Recycling or reuse is in most instances environmentally preferable to disposal. Reuse of coal tar as an asphalt-pavement sealant for driveways and parking lots, however, has turned out to be an exception to this rule of thumb. See also: Asphalt and asphaltite; Pavement
A byproduct of the processing of coal to make coke, coal tar is a mixture of hundreds of organic chemicals. Fifty percent by weight or more of these organics can be polycyclic aromatic hydrocarbons (PAHs), which contain two or more fused benzene (aromatic) rings. Some PAHs are mutagens, teratogens, carcinogens, or endocrine disruptors. Because PAHs can potentially migrate out of coal tar products into the surrounding environment, their use in pavement sealants has been a point of concern. See also: Aromatic hydrocarbon; Coal chemicals; Coke; Environmental endocrine disruptors; Environmental toxicology; Mutagens and carcinogens; Polynuclear hydrocarbon
In 2003, the city of Austin, Texas concluded that the primary source of PAHs found in its waterway sediments had to be particles abraded from parking lots that had been sealed with coal-tar-based products. Storm water runoff would have carried these particles into local lakes and streams. Three years later, in 2006, Austin became the first city in the United States to ban the use of coal-tar sealants. A 2010 study of sediments from 40 U.S. lakes corroborated the hypothesis that coal-tar-based pavement sealants were major sources of PAH pollutants.
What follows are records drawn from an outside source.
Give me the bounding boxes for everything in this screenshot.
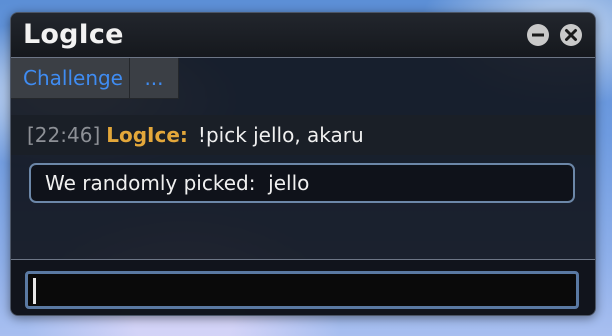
chat-window: LogIce Challenge ... [22:46] LogIce: !pick… bbox=[10, 12, 596, 316]
text-caret bbox=[33, 278, 36, 304]
chat-message: [22:46] LogIce: !pick jello, akaru bbox=[11, 115, 595, 155]
minus-circle-icon bbox=[532, 33, 544, 37]
message-timestamp: [22:46] bbox=[27, 123, 101, 147]
minimize-button[interactable] bbox=[527, 24, 549, 46]
input-area bbox=[11, 259, 595, 315]
close-button[interactable] bbox=[560, 24, 582, 46]
tab-more[interactable]: ... bbox=[130, 58, 179, 99]
chat-log: [22:46] LogIce: !pick jello, akaru bbox=[11, 115, 595, 155]
message-text: !pick jello, akaru bbox=[197, 123, 364, 147]
system-reply: We randomly picked: jello bbox=[29, 163, 575, 203]
tab-challenge[interactable]: Challenge bbox=[11, 58, 130, 99]
tab-bar: Challenge ... bbox=[11, 58, 179, 99]
window-title: LogIce bbox=[23, 19, 124, 50]
title-bar[interactable]: LogIce bbox=[11, 13, 595, 58]
chat-input[interactable] bbox=[25, 271, 579, 309]
message-author[interactable]: LogIce: bbox=[106, 123, 188, 147]
x-circle-icon bbox=[565, 29, 577, 41]
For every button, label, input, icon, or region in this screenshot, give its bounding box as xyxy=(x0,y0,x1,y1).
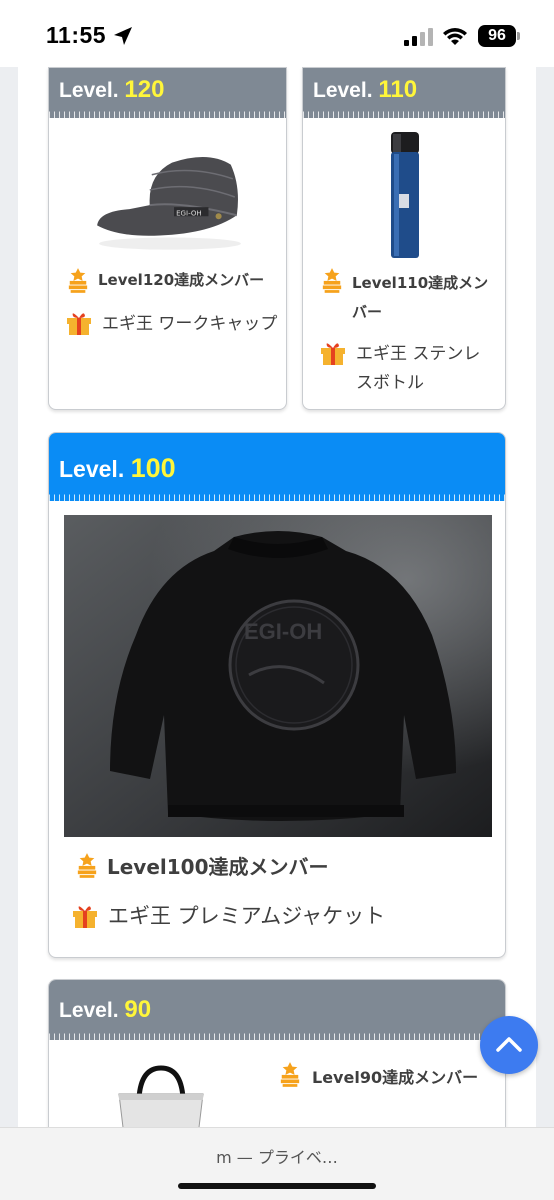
ruler-ticks xyxy=(49,106,286,118)
reward-card-level-120[interactable]: Level. 120 EGI-OH Level120達成メンバー エギ王 ワーク… xyxy=(48,67,287,410)
level-prefix: Level. xyxy=(313,79,373,102)
level-heading: Level. 100 xyxy=(59,453,176,484)
medal-icon xyxy=(280,1062,300,1087)
status-time: 11:55 xyxy=(46,22,107,48)
medal-icon xyxy=(322,268,342,293)
card-header: Level. 100 xyxy=(49,433,505,501)
level-prefix: Level. xyxy=(59,456,125,482)
reward-text: エギ王 ステンレスボトル xyxy=(356,344,481,393)
reward-text: エギ王 ワークキャップ xyxy=(102,314,278,334)
home-indicator[interactable] xyxy=(178,1183,376,1189)
reward-text: エギ王 プレミアムジャケット xyxy=(108,904,386,928)
gift-icon xyxy=(67,313,91,335)
battery-tip xyxy=(517,32,520,40)
stainless-bottle-image xyxy=(391,132,419,258)
level-number: 100 xyxy=(130,453,176,483)
level-number: 110 xyxy=(378,76,418,103)
ruler-ticks xyxy=(49,1028,505,1040)
gift-icon xyxy=(73,906,97,928)
achievement-row: Level100達成メンバー xyxy=(76,851,496,881)
reward-row: エギ王 ステンレスボトル xyxy=(319,338,504,398)
card-header: Level. 90 xyxy=(49,980,505,1040)
achievement-row: Level120達成メンバー xyxy=(67,266,282,294)
signal-icon xyxy=(404,28,433,46)
ruler-ticks xyxy=(49,489,505,501)
status-bar: 11:55 96 xyxy=(0,0,554,67)
achievement-row: Level110達成メンバー xyxy=(321,266,501,327)
card-header: Level. 110 xyxy=(303,68,505,118)
work-cap-image: EGI-OH xyxy=(97,156,241,250)
browser-bottom-bar: m — プライベ… xyxy=(0,1127,554,1200)
level-heading: Level. 110 xyxy=(313,76,417,104)
achievement-text: Level120達成メンバー xyxy=(98,271,265,289)
ruler-ticks xyxy=(303,106,505,118)
reward-row: エギ王 プレミアムジャケット xyxy=(71,901,491,931)
reward-card-level-110[interactable]: Level. 110 Level110達成メンバー エギ王 ステンレスボトル xyxy=(302,67,506,410)
medal-icon xyxy=(68,268,88,293)
level-number: 120 xyxy=(124,76,165,103)
reward-card-level-100[interactable]: Level. 100 EGI-OH Level100達成メンバー エギ王 プレミ… xyxy=(48,432,506,958)
premium-jacket-image: EGI-OH xyxy=(64,515,492,837)
level-prefix: Level. xyxy=(59,999,119,1022)
achievement-row: Level90達成メンバー xyxy=(279,1060,499,1093)
scroll-to-top-button[interactable] xyxy=(480,1016,538,1074)
level-heading: Level. 90 xyxy=(59,996,151,1024)
battery-level: 96 xyxy=(478,25,516,47)
level-heading: Level. 120 xyxy=(59,76,164,104)
card-header: Level. 120 xyxy=(49,68,286,118)
medal-icon xyxy=(77,853,97,878)
location-arrow-icon xyxy=(114,27,132,45)
wifi-icon xyxy=(443,28,467,45)
achievement-text: Level90達成メンバー xyxy=(312,1068,479,1087)
chevron-up-icon xyxy=(496,1037,522,1052)
achievement-text: Level110達成メンバー xyxy=(352,274,489,321)
achievement-text: Level100達成メンバー xyxy=(107,855,329,879)
svg-text:EGI-OH: EGI-OH xyxy=(244,619,322,644)
reward-row: エギ王 ワークキャップ xyxy=(65,308,285,338)
gift-icon xyxy=(321,343,345,365)
svg-text:EGI-OH: EGI-OH xyxy=(176,208,202,217)
level-prefix: Level. xyxy=(59,79,119,102)
address-bar[interactable]: m — プライベ… xyxy=(0,1144,554,1168)
level-number: 90 xyxy=(124,996,152,1023)
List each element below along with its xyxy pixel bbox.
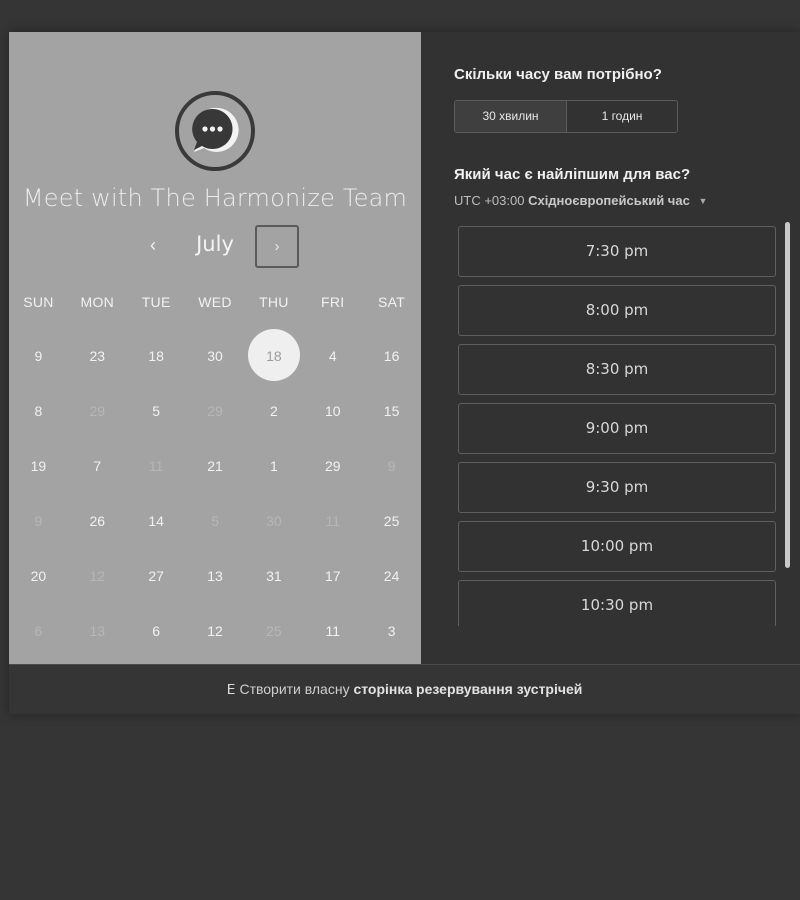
footer: ⴹ Створити власну сторінка резервування з… [9, 664, 800, 714]
weekday-label: WED [198, 294, 232, 310]
calendar-week-row: 20 12 27 13 31 17 24 [9, 565, 421, 587]
calendar-day[interactable]: 7 [68, 455, 127, 477]
calendar-day[interactable]: 31 [244, 565, 303, 587]
calendar-day[interactable]: 3 [362, 620, 421, 642]
duration-question: Скільки часу вам потрібно? [454, 66, 662, 83]
calendar-day: 11 [325, 513, 340, 529]
time-slot-list: 7:30 pm 8:00 pm 8:30 pm 9:00 pm 9:30 pm 10:00… [458, 226, 776, 626]
calendar-day: 5 [211, 513, 219, 529]
calendar-day: 9 [34, 513, 43, 529]
calendar-day: 13 [89, 623, 106, 639]
create-page-link[interactable]: ⴹ Створити власну сторінка резервування з… [227, 681, 583, 697]
calendar-day[interactable]: 20 [9, 565, 68, 587]
calendar-day: 6 [34, 623, 43, 639]
time-slot-button[interactable]: 9:00 pm [458, 403, 776, 454]
calendar-day: 29 [89, 403, 106, 419]
calendar-day[interactable]: 16 [362, 345, 421, 367]
timezone-name: Східноєвропейський час [528, 193, 690, 208]
weekday-label: SUN [23, 294, 54, 310]
calendar-day[interactable]: 6 [127, 620, 186, 642]
weekday-label: SAT [378, 294, 406, 310]
calendar-week-row: 19 7 11 21 1 29 9 [9, 455, 421, 477]
weekday-label: TUE [141, 294, 171, 310]
calendar-day[interactable]: 1 [244, 455, 303, 477]
calendar-day[interactable]: 14 [127, 510, 186, 532]
booking-panel: Скільки часу вам потрібно? 30 хвилин 1 г… [421, 32, 800, 664]
calendar-day[interactable]: 15 [362, 400, 421, 422]
calendar-day: 30 [266, 513, 282, 529]
calendar-day[interactable]: 17 [303, 565, 362, 587]
time-slot-button[interactable]: 10:00 pm [458, 521, 776, 572]
calendar-day[interactable]: 24 [362, 565, 421, 587]
calendar-day[interactable]: 19 [9, 455, 68, 477]
calendar-day[interactable]: 11 [303, 620, 362, 642]
calendar-day: 25 [266, 623, 282, 639]
time-slot-button[interactable]: 8:00 pm [458, 285, 776, 336]
month-label: July [196, 232, 234, 256]
calendar-panel: Meet with The Harmonize Team ‹ July › SU… [9, 32, 421, 664]
calendar-day[interactable]: 5 [127, 400, 186, 422]
scrollbar[interactable] [785, 222, 790, 568]
calendar-week-row: 9 26 14 5 30 11 25 [9, 510, 421, 532]
calendar-day[interactable]: 8 [9, 400, 68, 422]
meeting-widget: Meet with The Harmonize Team ‹ July › SU… [9, 32, 800, 714]
calendar-day-selected[interactable]: 18 [244, 329, 303, 381]
footer-text-bold: сторінка резервування зустрічей [353, 681, 583, 697]
chevron-right-icon[interactable]: › [255, 225, 299, 268]
timezone-offset: UTC +03:00 [454, 193, 525, 208]
duration-30min-button[interactable]: 30 хвилин [455, 101, 566, 132]
meeting-title: Meet with The Harmonize Team [22, 184, 408, 212]
time-slot-button[interactable]: 10:30 pm [458, 580, 776, 626]
calendar-day: 29 [207, 403, 223, 419]
calendar-day[interactable]: 21 [186, 455, 245, 477]
time-slot-button[interactable]: 7:30 pm [458, 226, 776, 277]
calendar-day[interactable]: 9 [9, 345, 68, 367]
calendar-day[interactable]: 18 [127, 345, 186, 367]
calendar-week-row: 6 13 6 12 25 11 3 [9, 620, 421, 642]
duration-1hour-button[interactable]: 1 годин [566, 101, 677, 132]
calendar-day[interactable]: 13 [186, 565, 245, 587]
calendar-day[interactable]: 12 [186, 620, 245, 642]
calendar-day[interactable]: 26 [68, 510, 127, 532]
time-question: Який час є найліпшим для вас? [454, 166, 691, 183]
hubspot-sprocket-icon: ⴹ [226, 681, 236, 697]
calendar-day[interactable]: 29 [303, 455, 362, 477]
timezone-dropdown[interactable]: UTC +03:00 Східноєвропейський час ▼ [454, 193, 707, 208]
time-slot-button[interactable]: 8:30 pm [458, 344, 776, 395]
calendar-day[interactable]: 30 [186, 345, 245, 367]
chat-bubble-icon [174, 90, 256, 172]
calendar-day[interactable]: 2 [244, 400, 303, 422]
calendar-day[interactable]: 27 [127, 565, 186, 587]
footer-text-plain: Створити власну [239, 681, 350, 697]
weekday-header: SUN MON TUE WED THU FRI SAT [9, 294, 421, 310]
chevron-left-icon[interactable]: ‹ [139, 230, 167, 260]
calendar-week-row: 9 23 18 30 18 4 16 [9, 329, 421, 381]
calendar-day[interactable]: 25 [362, 510, 421, 532]
weekday-label: MON [80, 294, 115, 310]
calendar-day-number: 18 [266, 348, 282, 364]
duration-toggle: 30 хвилин 1 годин [454, 100, 678, 133]
calendar-week-row: 8 29 5 29 2 10 15 [9, 400, 421, 422]
calendar-day[interactable]: 4 [303, 345, 362, 367]
calendar-day: 12 [89, 568, 106, 584]
calendar-day[interactable]: 10 [303, 400, 362, 422]
calendar-day[interactable]: 23 [68, 345, 127, 367]
caret-down-icon: ▼ [698, 196, 708, 206]
weekday-label: THU [259, 294, 289, 310]
weekday-label: FRI [321, 294, 345, 310]
calendar-day: 9 [387, 458, 396, 474]
time-slot-button[interactable]: 9:30 pm [458, 462, 776, 513]
calendar-day: 11 [148, 458, 164, 474]
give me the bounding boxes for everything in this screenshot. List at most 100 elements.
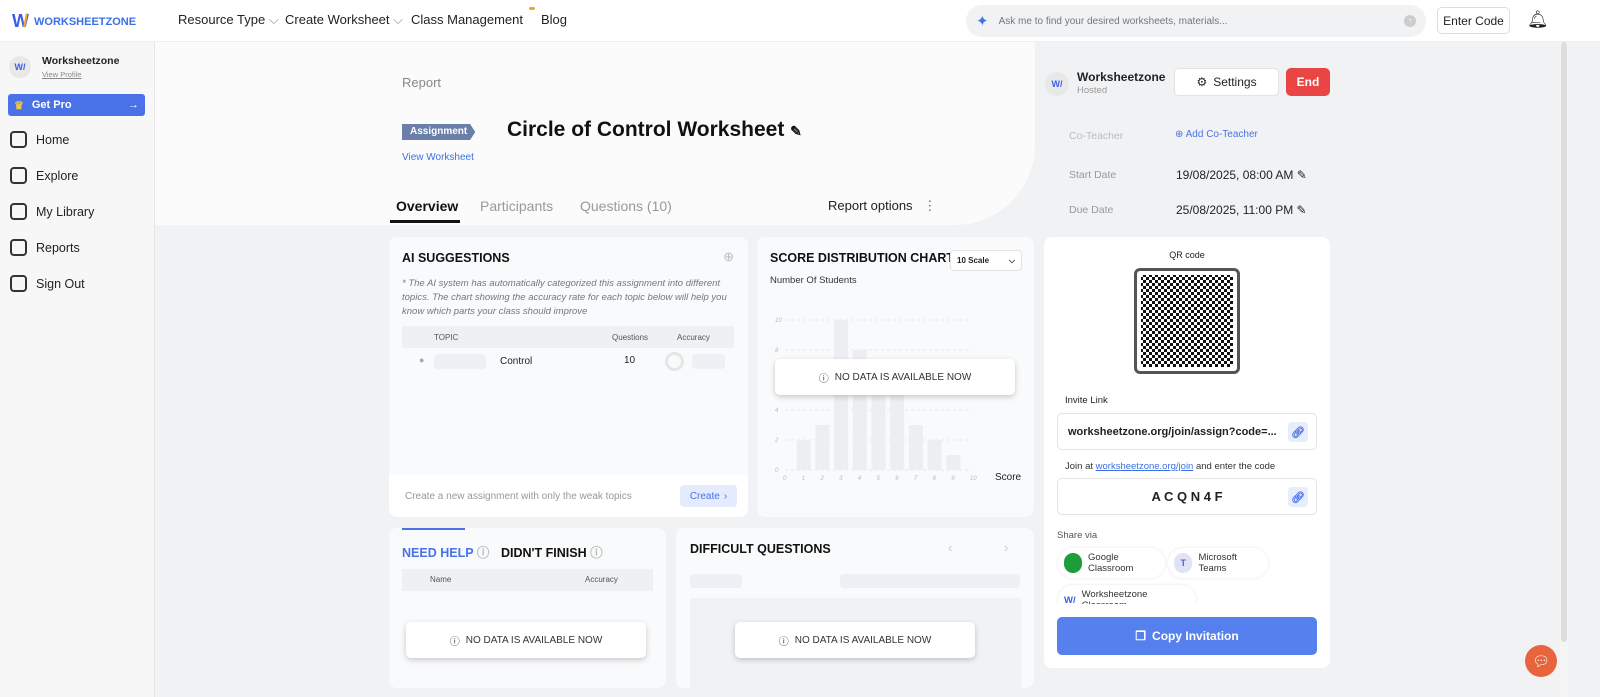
chart-title: SCORE DISTRIBUTION CHART: [770, 251, 955, 265]
tag-icon: ●: [419, 355, 425, 365]
nav-resource-type[interactable]: Resource Type ⌵: [178, 12, 279, 28]
brand-logo[interactable]: W/ WORKSHEETZONE: [12, 11, 136, 32]
alert-icon: ⓘ: [778, 636, 789, 648]
google-classroom-icon: [1064, 553, 1083, 573]
qr-label: QR code: [1169, 250, 1205, 260]
join-code-field[interactable]: A C Q N 4 F 🔗︎: [1057, 478, 1317, 515]
share-google-classroom[interactable]: Google Classroom: [1058, 548, 1165, 578]
no-data-message: ⓘ NO DATA IS AVAILABLE NOW: [775, 359, 1015, 395]
settings-button[interactable]: ⚙ Settings: [1174, 68, 1279, 96]
avatar: W/: [9, 56, 31, 78]
tab-need-help[interactable]: NEED HELP ⓘ: [402, 542, 489, 561]
x-tick-label: 2: [819, 476, 824, 482]
y-tick-label: 10: [775, 318, 782, 324]
sidebar-item-reports[interactable]: Reports: [10, 239, 80, 256]
no-data-message: ⓘ NO DATA IS AVAILABLE NOW: [406, 622, 646, 658]
arrow-right-icon: →: [128, 99, 139, 111]
view-profile-link[interactable]: View Profile: [42, 70, 81, 79]
sidebar-item-explore[interactable]: Explore: [10, 167, 78, 184]
tab-overview[interactable]: Overview: [396, 198, 458, 214]
due-date-value[interactable]: 25/08/2025, 11:00 PM ✎: [1176, 203, 1307, 217]
ai-suggestions-title: AI SUGGESTIONS: [402, 251, 510, 265]
x-tick-label: 6: [895, 476, 899, 482]
ai-search-input[interactable]: ✦ Ask me to find your desired worksheets…: [966, 5, 1426, 37]
bell-icon[interactable]: 🔔︎: [1527, 10, 1549, 30]
y-tick-label: 2: [774, 438, 779, 444]
library-icon: [10, 203, 27, 220]
prev-arrow-icon[interactable]: ‹: [948, 540, 952, 555]
next-arrow-icon[interactable]: ›: [1004, 540, 1008, 555]
ai-sparkle-icon: ✦: [976, 13, 989, 30]
plus-circle-icon: ⊕: [1175, 129, 1184, 140]
y-tick-label: 0: [775, 468, 779, 474]
teams-icon: T: [1174, 553, 1193, 573]
brand-name: WORKSHEETZONE: [34, 15, 137, 28]
score-distribution-card: SCORE DISTRIBUTION CHART 10 Scale ⌵ Numbe…: [757, 237, 1034, 517]
edit-icon[interactable]: ✎: [1297, 168, 1307, 182]
join-link[interactable]: worksheetzone.org/join: [1096, 461, 1194, 472]
copy-code-icon[interactable]: 🔗︎: [1288, 487, 1308, 507]
active-tab-indicator: [390, 220, 460, 223]
end-button[interactable]: End: [1286, 68, 1330, 96]
chat-support-button[interactable]: 💬︎: [1525, 645, 1557, 677]
copy-icon: ❐: [1135, 629, 1147, 643]
host-avatar: W/: [1045, 72, 1069, 96]
add-co-teacher-button[interactable]: ⊕ Add Co-Teacher: [1175, 129, 1258, 140]
breadcrumb: Report: [402, 75, 442, 90]
enter-code-button[interactable]: Enter Code: [1437, 7, 1510, 34]
chevron-right-icon: ›: [723, 490, 728, 502]
create-button[interactable]: Create ›: [680, 485, 737, 507]
x-tick-label: 5: [877, 476, 881, 482]
send-icon[interactable]: ↑: [1404, 15, 1416, 27]
scale-select[interactable]: 10 Scale ⌵: [950, 250, 1022, 271]
x-tick-label: 7: [914, 476, 918, 482]
join-instructions: Join at worksheetzone.org/join and enter…: [1065, 461, 1276, 472]
tab-questions[interactable]: Questions (10): [580, 198, 672, 214]
ai-suggestions-card: AI SUGGESTIONS ⊕ * The AI system has aut…: [389, 237, 748, 517]
start-date-label: Start Date: [1069, 169, 1117, 181]
sidebar-item-my-library[interactable]: My Library: [10, 203, 94, 220]
info-icon: ⓘ: [476, 546, 490, 560]
nav-class-management[interactable]: Class Management: [411, 7, 535, 27]
nav-blog[interactable]: Blog: [541, 12, 567, 27]
tab-participants[interactable]: Participants: [480, 198, 553, 214]
start-date-value[interactable]: 19/08/2025, 08:00 AM ✎: [1176, 168, 1307, 182]
invite-link-field[interactable]: worksheetzone.org/join/assign?code=... 🔗︎: [1057, 413, 1317, 450]
sidebar-item-home[interactable]: Home: [10, 131, 69, 148]
tab-didnt-finish[interactable]: DIDN'T FINISH ⓘ: [501, 542, 603, 561]
more-vertical-icon: ⋮: [923, 198, 937, 213]
x-tick-label: 10: [970, 476, 977, 482]
user-name: Worksheetzone: [42, 55, 120, 67]
topic-table-header: TOPIC Questions Accuracy: [402, 326, 734, 348]
edit-icon[interactable]: ✎: [1297, 203, 1307, 217]
reports-icon: [10, 239, 27, 256]
y-tick-label: 8: [775, 348, 779, 354]
help-table-header: Name Accuracy: [402, 569, 653, 591]
nav-create-worksheet[interactable]: Create Worksheet ⌵: [285, 12, 403, 28]
copy-invitation-button[interactable]: ❐ Copy Invitation: [1057, 617, 1317, 655]
copy-link-icon[interactable]: 🔗︎: [1288, 422, 1308, 442]
accuracy-ring: [665, 352, 684, 371]
bar: [834, 320, 849, 470]
due-date-label: Due Date: [1069, 204, 1114, 216]
scrollbar[interactable]: [1560, 42, 1568, 697]
zoom-in-icon[interactable]: ⊕: [723, 249, 734, 265]
explore-icon: [10, 167, 27, 184]
bar: [796, 440, 811, 470]
invite-link-label: Invite Link: [1065, 395, 1108, 406]
view-worksheet-link[interactable]: View Worksheet: [402, 152, 474, 163]
share-microsoft-teams[interactable]: T Microsoft Teams: [1168, 548, 1268, 578]
report-options-button[interactable]: Report options ⋮: [828, 198, 936, 214]
ai-description: * The AI system has automatically catego…: [402, 278, 727, 317]
co-teacher-label: Co-Teacher: [1069, 130, 1124, 142]
alert-icon: ⓘ: [818, 373, 829, 385]
bar: [946, 455, 961, 470]
home-icon: [10, 131, 27, 148]
x-tick-label: 3: [839, 476, 843, 482]
get-pro-button[interactable]: ♛ Get Pro →: [8, 94, 145, 116]
bar: [908, 425, 923, 470]
edit-icon[interactable]: ✎: [790, 123, 802, 139]
x-tick-label: 0: [783, 476, 787, 482]
invite-panel: QR code Invite Link worksheetzone.org/jo…: [1044, 237, 1330, 668]
sidebar-item-sign-out[interactable]: Sign Out: [10, 275, 85, 292]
See also: Water pollution
Evidence that the Austin ban had the desired effect emerged in a June 2014 report in the journal Environmental Science & Technology. Researchers from the U.S. Geological Survey found significantly declining concentrations of PAHs in sediment from the bottom of Lady Bird Lake, which receives the bulk of Austin’s runoff.
To date, 14 states (California, Illinois, Kansas, Maryland, Massachusetts, Michigan, Minnesota, Missouri, New York, North Carolina, South Carolina, Texas, Washington, and Wisconsin) and the District of Columbia have enacted restrictions on the use of coal-tar sealants. In addition, major retail stores across the United States have stopped selling coal-tar products for driveway sealing.